YouTube is littered with some of the audition tapes, including one legendary example by Mr. Brian Atene ("the finest actor in the lot!"). Word also got back to almost as fine an actor, Val Kilmer, who similarly made a tape and delivered it directly to Kubrick by traveling to the UK where production was set to get underway. Ultimately, neither Atene nor Kilmer would be cast. Instead, according to Vincent LoBrutto's Kubrick biography, Kubrick's team pored over "as many as 3,000 videotapes of prospective movie Marine grunts," before paring them down to around "800" for the director to review.

But the tapes themselves weren't the only thing Kubrick had in mind when sending out his casting call. As Baxter's book noted, "Kubrick played on his mystique" with the casting call and the resulting publicity for his war epic was "phenomenal. Everyone soon knew about 'Full Metal Jacket.'" It was only after the thousands of tapes came in that Kubrcik instructed his assistant, actor Leon Vitali, to "discreetly invite proposals from professionals."

It was about more than publicity

Stanley Kubrick's casting call can seem purely like a publicity stunt, considering he ultimately cast mostly-established pros in the lead roles. But it was more than just that. As Leon Vitali told The Guardian, "Stanley was just very, very open to someone being a good actor, and we'd try them out in different roles." Even after Matthew Modine had been cast, Vitali said he and Kubrick were still reviewing videotapes, adding, "It was like a jigsaw puzzle. We were three-quarters of the way into the film before we finished casting." Even once they turned to professional actors, those actors would be required to visit agencies to record their own taped audition, all at Kubrick's expense.

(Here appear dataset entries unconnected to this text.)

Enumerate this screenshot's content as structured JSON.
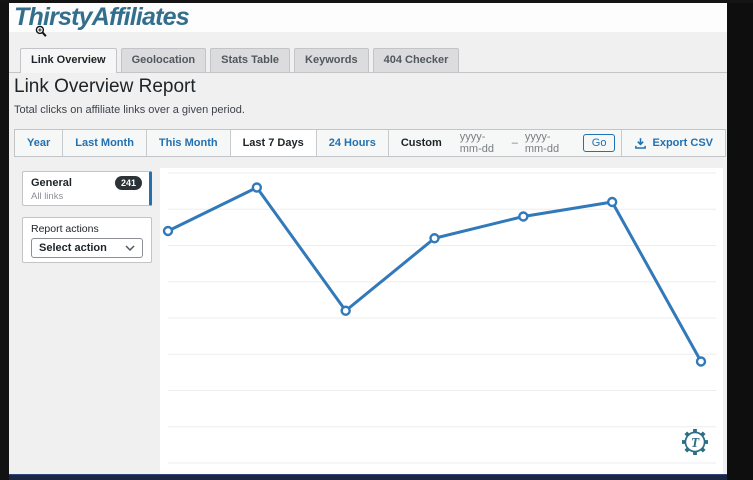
{
  "header": {
    "logo_text": "ThirstyAffiliates"
  },
  "tabs": {
    "items": [
      {
        "label": "Link Overview",
        "active": true
      },
      {
        "label": "Geolocation",
        "active": false
      },
      {
        "label": "Stats Table",
        "active": false
      },
      {
        "label": "Keywords",
        "active": false
      },
      {
        "label": "404 Checker",
        "active": false
      }
    ]
  },
  "report": {
    "title": "Link Overview Report",
    "subtitle": "Total clicks on affiliate links over a given period."
  },
  "filter_bar": {
    "periods": [
      {
        "label": "Year",
        "active": false
      },
      {
        "label": "Last Month",
        "active": false
      },
      {
        "label": "This Month",
        "active": false
      },
      {
        "label": "Last 7 Days",
        "active": true
      },
      {
        "label": "24 Hours",
        "active": false
      }
    ],
    "custom_label": "Custom",
    "date_from_placeholder": "yyyy-mm-dd",
    "date_range_separator": "–",
    "date_to_placeholder": "yyyy-mm-dd",
    "go_button": "Go",
    "export_button": "Export CSV"
  },
  "sidebar": {
    "general_card": {
      "title": "General",
      "subtitle": "All links",
      "badge_count": "241"
    },
    "actions_card": {
      "label": "Report actions",
      "selected_option": "Select action"
    }
  },
  "chart_data": {
    "type": "line",
    "title": "",
    "xlabel": "",
    "ylabel": "",
    "x": [
      1,
      2,
      3,
      4,
      5,
      6,
      7
    ],
    "values": [
      64,
      76,
      42,
      62,
      68,
      72,
      28
    ],
    "ylim": [
      0,
      82
    ],
    "gridline_values": [
      0,
      10,
      20,
      30,
      40,
      50,
      60,
      70,
      80
    ],
    "grid": true,
    "legend_position": "none",
    "axis_tick_labels_visible": false,
    "line_color": "#3179b9",
    "marker": "open-circle",
    "marker_fill": "#ffffff",
    "gridline_color": "#ededee"
  },
  "colors": {
    "logo_teal": "#336f8d",
    "accent_blue": "#2271b1",
    "badge_bg": "#2c3338",
    "bottom_bar_navy": "#1b2642",
    "chart_line_blue": "#3179b9"
  }
}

That said, there's no doubt the casting call did increase hype for the movie. As John Baxter noted, dozens of video companies were offering to film the audition tapes, including one in Boston which, at the height of the search, was churning out "30 pitches a day." As a result, Julian Senior, the Vice President of Advertising & Publicity for Warner Bros. Europe, was "inundated with tapes" and Kubrick had successfully created significant buzz for "Full Metal Jacket."

That was a good thing, too, considering even he was aware that after "Platoon," "Apocalypse Now," and "The Deer Hunter," audiences could easily be suffering from Vietnam War movie fatigue by the time his film debuted. Demonstrating a keen awareness of the media landscape in which he was working, Kubrick seemed to be constantly calculating behind the scenes of "Full Metal Jacket" — which turned out to be a bit much for the almost 60-year-old director. None of that seems to have impacted the final film, though, which, even without the great Brian Atene, remains one of, if not the best, Vietnam War movie ever made.